Guarantees and Other Commitments
The Company provides certain guarantees or commitments to affiliates and others. As of March 31, 2025, these arrangements include commitments by the Company to provide equity financing of $1.1 billion to certain limited partnerships and real estate joint ventures under certain conditions as well as a guarantee of a subsidiary’s performance under a reinsurance arrangement that will no longer be in effect once certain conditions at the subsidiary are met and notice is provided.

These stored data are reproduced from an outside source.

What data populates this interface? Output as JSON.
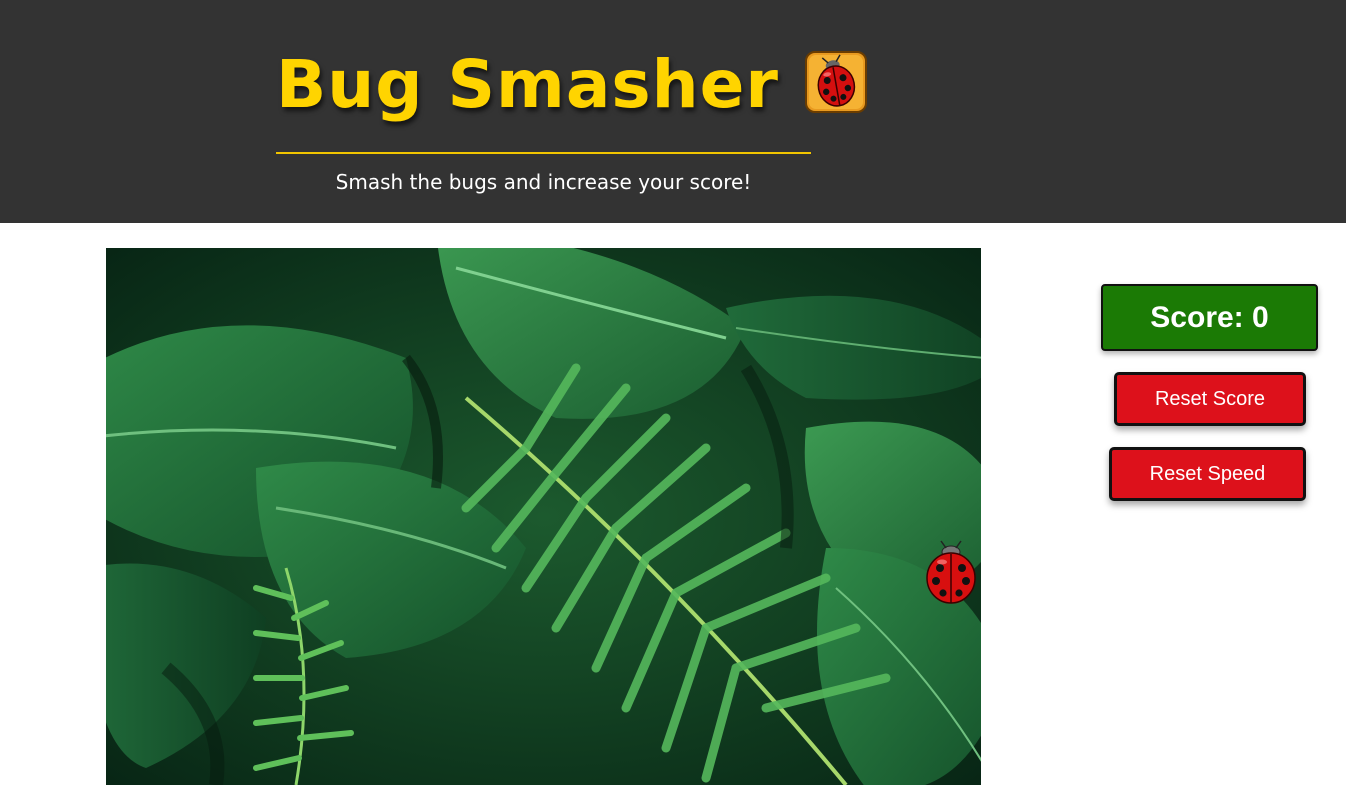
{
  "header": {
    "title": "Bug Smasher",
    "title_icon": "ladybug-icon",
    "subtitle": "Smash the bugs and increase your score!",
    "background_color": "#333333",
    "title_color": "#ffd400"
  },
  "game": {
    "background": "tropical-leaves-image",
    "bug_icon": "ladybug-icon"
  },
  "sidebar": {
    "score_label": "Score: 0",
    "score_color": "#1b7a05",
    "reset_score_label": "Reset Score",
    "reset_speed_label": "Reset Speed",
    "button_color": "#dd111b"
  }
}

Management believes the Company will not incur material losses as a result of these commitments.
The Company had $17 million of undrawn letters of credit related to reinsurance as of March 31, 2025. The Company had $614 million of commitments under existing mortgage loan agreements as of March 31, 2025.
The Company is the obligor under certain structured settlement agreements it had entered into with unaffiliated insurance companies and beneficiaries. To satisfy its obligations under these agreements, the Company owns single premium annuities issued by previously wholly-owned life insurance subsidiaries. The Company has directed payment under these annuities to be made directly to the beneficiaries under the structured settlement agreements. A contingent liability exists with respect to these agreements should the previously wholly-owned subsidiaries be unable to meet their obligations. Management believes the need for the Company to satisfy those obligations is remote.